20th Battalion infantry marching in Baggush, Egypt, September 1941 image
20th Battalion infantry marching in Baggush, Egypt, September 1941.

Kiwi men who were veterans of World War II appear to have had a shorter lifespan than other New Zealand men who were born at the same time, new research shows.

A study published today in the New Zealand Medical Journal estimates the war typically took five years off the lives of veterans, with former soldiers dying at an average age of 68 instead of 73.

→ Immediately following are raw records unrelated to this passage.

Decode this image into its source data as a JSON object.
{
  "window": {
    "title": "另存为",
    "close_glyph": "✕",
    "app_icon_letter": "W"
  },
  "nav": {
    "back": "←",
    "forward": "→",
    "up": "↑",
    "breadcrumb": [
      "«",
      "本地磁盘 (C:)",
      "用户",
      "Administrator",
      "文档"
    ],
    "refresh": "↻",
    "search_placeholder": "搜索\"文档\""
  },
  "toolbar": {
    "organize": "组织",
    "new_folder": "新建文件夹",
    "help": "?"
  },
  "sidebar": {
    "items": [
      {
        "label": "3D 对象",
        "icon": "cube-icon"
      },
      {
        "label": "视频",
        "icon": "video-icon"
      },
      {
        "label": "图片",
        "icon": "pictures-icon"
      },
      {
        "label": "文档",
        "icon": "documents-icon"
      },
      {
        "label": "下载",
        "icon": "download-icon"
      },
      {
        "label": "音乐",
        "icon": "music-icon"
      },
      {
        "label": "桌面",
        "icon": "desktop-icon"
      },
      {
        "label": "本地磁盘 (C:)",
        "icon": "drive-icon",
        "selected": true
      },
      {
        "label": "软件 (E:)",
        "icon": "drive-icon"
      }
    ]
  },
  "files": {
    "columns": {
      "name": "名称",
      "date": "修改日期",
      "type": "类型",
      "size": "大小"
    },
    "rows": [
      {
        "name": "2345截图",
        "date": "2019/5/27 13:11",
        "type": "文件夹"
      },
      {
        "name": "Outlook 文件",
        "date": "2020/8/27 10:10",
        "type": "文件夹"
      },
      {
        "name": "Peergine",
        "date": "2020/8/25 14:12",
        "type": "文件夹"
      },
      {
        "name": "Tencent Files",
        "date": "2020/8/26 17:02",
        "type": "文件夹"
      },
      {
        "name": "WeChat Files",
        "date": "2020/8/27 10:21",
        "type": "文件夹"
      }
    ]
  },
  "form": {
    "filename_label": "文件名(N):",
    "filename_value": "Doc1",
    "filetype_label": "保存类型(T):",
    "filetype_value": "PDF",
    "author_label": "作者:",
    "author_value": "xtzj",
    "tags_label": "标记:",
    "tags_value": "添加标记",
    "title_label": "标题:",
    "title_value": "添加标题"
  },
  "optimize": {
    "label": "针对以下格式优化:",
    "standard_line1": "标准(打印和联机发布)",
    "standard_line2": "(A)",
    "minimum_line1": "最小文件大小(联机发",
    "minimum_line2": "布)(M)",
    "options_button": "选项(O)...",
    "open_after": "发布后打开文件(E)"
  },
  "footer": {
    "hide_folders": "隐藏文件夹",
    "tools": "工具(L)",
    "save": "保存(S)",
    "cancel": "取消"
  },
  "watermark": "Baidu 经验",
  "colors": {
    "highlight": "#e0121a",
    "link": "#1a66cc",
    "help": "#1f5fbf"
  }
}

The lead author of the study, Professor Nick Wilson of the University of Otago, Wellington, says the results are in line with previous international studies which found WWII veterans had shorter lifespans.

“This was particularly the case for those who were prisoners of war and often experienced severe malnutrition. But some war wounds could also have resulted in premature death, along with the impact of post-traumatic stress disorder.”

The situation is less clear cut than it may appear, however. Professor Wilson says some international studies have not recorded the same drop in life expectancy, something he attributes to the 'healthy soldier effect'.

“This effect arises from healthier men being selected into the military to start with – and with less healthy men being rejected at the recruitment stage.”

Professor Wilson warns the results of the latest study are preliminary as they are based on data from only 702 veterans, all of them buried in one large New Zealand cemetery.

“It is possible that these men, who were buried in the Taita Lawn Cemetery in Lower Hutt, were not typical of all New Zealand veterans. That is, if they had been disproportionately from lower socio-economic groups, then some reduced lifespan in this group might have been expected regardless of war participation. Nevertheless, from what we know of the socio-economic makeup of the Hutt Valley population, we think that any such effect may be small.”

A co-author of the study, Professor Glyn Harper from Massey University, says there is a need for a much larger study covering WWII veterans from all over New Zealand.

“New Zealand society needs to fully understand all the dimensions of one of the most important events in New Zealand's history and of the 20th century.”

Professor Harper says the initial findings from the study are not surprising given that previous New Zealand research has found a high level of long-term health problems in World War II veterans.

Indeed, the 1995 book Silent Casualties – New Zealand's Unspoken Legacy of the Second World War by journalist Alison Parr, reports that many WWII veterans “came home with invisible wounds”.

Parr notes that in 1985 more than 10,000 veterans were officially recognised as suffering from “nervous system disabilities”, including cases of post-traumatic stress disorder and alcohol abuse.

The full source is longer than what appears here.